なんとなくめくった漫画雑誌の初詣シーンに「世界中が平和でありますように!!」と大ゴマで書かれていてのけぞった。人差し指を第二関節まで鼻腔に埋めて、精神を完全に弛緩させていたところに、穏やかな微笑みを浮かべて涅槃に大合掌する一家の痴態がブチ込まれたものだから、その衝撃たるや甚大なものがあった。例えるなら、『満員電車で吊革に身をもたせてうとうとしていたところ、違和感に目を覚ましたら肛門に根元まで見知らぬ男根が埋まっていました』といった感じだろうか。いま世間を見回して、どの創作物がこの台詞を作中に登場させ、強度を失わないでいることができるだろう。

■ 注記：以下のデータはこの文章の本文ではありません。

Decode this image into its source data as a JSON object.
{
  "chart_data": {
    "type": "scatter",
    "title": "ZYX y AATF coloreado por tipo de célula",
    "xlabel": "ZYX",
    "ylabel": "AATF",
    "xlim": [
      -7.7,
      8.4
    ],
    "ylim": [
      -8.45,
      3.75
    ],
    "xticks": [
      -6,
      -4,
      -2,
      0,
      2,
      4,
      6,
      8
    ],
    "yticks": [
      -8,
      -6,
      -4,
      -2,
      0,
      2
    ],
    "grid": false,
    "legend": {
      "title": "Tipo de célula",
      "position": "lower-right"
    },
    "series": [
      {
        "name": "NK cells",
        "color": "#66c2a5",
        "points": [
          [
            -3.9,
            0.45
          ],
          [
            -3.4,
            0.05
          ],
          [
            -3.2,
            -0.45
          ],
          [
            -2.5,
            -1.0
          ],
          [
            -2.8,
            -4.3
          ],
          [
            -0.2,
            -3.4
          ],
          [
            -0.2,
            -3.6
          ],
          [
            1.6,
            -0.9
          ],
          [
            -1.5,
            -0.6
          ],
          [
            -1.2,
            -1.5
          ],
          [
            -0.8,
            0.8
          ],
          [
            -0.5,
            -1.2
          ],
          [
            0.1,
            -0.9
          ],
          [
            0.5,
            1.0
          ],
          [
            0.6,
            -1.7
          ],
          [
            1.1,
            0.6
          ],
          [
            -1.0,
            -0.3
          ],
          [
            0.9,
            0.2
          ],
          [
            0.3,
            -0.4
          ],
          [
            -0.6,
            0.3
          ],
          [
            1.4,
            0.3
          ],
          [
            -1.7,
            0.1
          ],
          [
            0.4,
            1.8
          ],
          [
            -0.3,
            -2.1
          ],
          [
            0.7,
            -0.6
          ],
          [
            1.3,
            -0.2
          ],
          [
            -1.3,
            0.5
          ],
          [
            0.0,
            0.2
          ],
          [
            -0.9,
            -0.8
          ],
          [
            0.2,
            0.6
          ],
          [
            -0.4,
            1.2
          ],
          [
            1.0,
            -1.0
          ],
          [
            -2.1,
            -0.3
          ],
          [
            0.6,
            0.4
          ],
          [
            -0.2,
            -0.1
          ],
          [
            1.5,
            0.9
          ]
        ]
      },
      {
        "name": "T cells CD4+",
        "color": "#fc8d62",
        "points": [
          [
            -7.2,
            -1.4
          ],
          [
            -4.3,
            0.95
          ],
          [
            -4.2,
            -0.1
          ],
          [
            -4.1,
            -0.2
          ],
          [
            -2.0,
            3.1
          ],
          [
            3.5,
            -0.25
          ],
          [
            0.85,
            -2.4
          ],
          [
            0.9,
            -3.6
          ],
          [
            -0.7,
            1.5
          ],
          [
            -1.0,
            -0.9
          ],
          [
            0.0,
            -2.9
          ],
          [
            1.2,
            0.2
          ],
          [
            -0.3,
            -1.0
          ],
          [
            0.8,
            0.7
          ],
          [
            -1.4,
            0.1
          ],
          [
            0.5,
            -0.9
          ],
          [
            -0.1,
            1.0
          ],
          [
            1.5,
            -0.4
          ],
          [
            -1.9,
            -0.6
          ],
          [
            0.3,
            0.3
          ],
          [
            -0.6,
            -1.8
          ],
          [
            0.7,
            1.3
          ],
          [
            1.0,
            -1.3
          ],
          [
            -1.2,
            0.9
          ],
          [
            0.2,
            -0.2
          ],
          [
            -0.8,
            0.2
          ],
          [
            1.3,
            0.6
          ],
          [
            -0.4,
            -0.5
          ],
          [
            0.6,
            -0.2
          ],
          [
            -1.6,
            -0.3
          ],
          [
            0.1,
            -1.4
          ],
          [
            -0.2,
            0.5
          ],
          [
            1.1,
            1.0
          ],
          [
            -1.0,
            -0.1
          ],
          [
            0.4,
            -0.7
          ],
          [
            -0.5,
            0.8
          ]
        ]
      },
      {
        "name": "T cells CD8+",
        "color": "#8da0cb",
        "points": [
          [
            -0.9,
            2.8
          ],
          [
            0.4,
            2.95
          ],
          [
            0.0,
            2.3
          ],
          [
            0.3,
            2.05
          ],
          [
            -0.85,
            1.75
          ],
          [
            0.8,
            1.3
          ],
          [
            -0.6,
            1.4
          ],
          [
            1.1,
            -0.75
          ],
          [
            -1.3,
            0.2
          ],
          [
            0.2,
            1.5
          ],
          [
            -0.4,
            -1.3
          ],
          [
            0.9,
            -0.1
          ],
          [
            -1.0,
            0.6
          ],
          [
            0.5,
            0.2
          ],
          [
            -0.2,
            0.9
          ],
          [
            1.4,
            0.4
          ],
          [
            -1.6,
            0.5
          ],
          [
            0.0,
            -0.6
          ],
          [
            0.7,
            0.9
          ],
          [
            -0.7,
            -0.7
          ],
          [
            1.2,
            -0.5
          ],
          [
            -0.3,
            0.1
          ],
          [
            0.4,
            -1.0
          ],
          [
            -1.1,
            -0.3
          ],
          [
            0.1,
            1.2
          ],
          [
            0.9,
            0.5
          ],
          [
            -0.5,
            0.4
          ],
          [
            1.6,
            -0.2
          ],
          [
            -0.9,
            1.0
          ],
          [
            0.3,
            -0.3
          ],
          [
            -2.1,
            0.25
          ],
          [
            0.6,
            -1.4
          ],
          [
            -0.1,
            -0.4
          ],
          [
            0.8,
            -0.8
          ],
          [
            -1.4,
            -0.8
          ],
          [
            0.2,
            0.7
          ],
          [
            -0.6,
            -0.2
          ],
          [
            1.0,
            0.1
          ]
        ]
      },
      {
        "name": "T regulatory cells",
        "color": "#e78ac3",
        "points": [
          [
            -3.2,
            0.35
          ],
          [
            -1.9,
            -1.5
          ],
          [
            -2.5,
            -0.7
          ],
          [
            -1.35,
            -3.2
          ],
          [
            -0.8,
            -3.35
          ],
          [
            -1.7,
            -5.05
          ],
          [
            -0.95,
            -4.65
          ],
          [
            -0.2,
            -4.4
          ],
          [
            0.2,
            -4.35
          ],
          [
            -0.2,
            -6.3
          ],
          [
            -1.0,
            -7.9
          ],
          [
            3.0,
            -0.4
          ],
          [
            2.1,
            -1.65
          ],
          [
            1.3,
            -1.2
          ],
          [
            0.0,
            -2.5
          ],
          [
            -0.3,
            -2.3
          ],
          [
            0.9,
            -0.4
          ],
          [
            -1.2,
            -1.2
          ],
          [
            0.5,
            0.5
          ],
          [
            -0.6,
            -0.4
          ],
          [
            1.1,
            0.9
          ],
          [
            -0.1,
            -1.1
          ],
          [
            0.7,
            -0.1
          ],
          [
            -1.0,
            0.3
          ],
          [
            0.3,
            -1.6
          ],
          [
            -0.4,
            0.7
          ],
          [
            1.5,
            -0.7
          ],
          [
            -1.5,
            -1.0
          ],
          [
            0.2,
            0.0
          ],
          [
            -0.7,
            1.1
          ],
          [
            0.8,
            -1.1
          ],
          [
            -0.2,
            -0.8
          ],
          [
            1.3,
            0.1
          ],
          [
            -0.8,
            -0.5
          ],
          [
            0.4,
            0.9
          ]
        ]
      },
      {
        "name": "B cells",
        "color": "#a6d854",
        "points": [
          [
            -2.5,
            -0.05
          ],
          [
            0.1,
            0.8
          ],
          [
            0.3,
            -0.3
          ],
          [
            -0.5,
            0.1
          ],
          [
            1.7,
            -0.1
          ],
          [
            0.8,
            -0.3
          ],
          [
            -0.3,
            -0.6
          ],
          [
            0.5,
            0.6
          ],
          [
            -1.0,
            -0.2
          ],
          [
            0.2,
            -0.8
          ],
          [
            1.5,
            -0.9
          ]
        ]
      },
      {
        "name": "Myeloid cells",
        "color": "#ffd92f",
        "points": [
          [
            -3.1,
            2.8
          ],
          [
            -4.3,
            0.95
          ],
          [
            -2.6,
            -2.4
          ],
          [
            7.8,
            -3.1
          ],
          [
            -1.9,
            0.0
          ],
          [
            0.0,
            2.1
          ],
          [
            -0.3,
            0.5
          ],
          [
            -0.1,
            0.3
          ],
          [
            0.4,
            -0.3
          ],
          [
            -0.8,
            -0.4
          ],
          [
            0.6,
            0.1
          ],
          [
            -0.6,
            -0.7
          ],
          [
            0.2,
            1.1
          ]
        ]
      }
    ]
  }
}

驚愕である。批判しているのではない。無論、褒めているのでもない。あまりの非現実的な出来事に、ひどく動揺しているのだ。新年早々からこんな気弱な独白で諸君を心配させる、少女のように小心で無垢な私を許して欲しい。そんな私の今年の抱負は、「もっと善良に」「もっと愛を」である。「もっと更新を」とは言わない。

昨年、マイミク登録をさせて頂きながら、二名がここを去られた。その際、一名からは連絡があり、一名からは無かった。私が原因ではないかと悔やんでいる。どうぞ知り合いの方が見ていらしたら、私からの謝罪をお伝え願いたい。

言い忘れた。あけましておめでとう。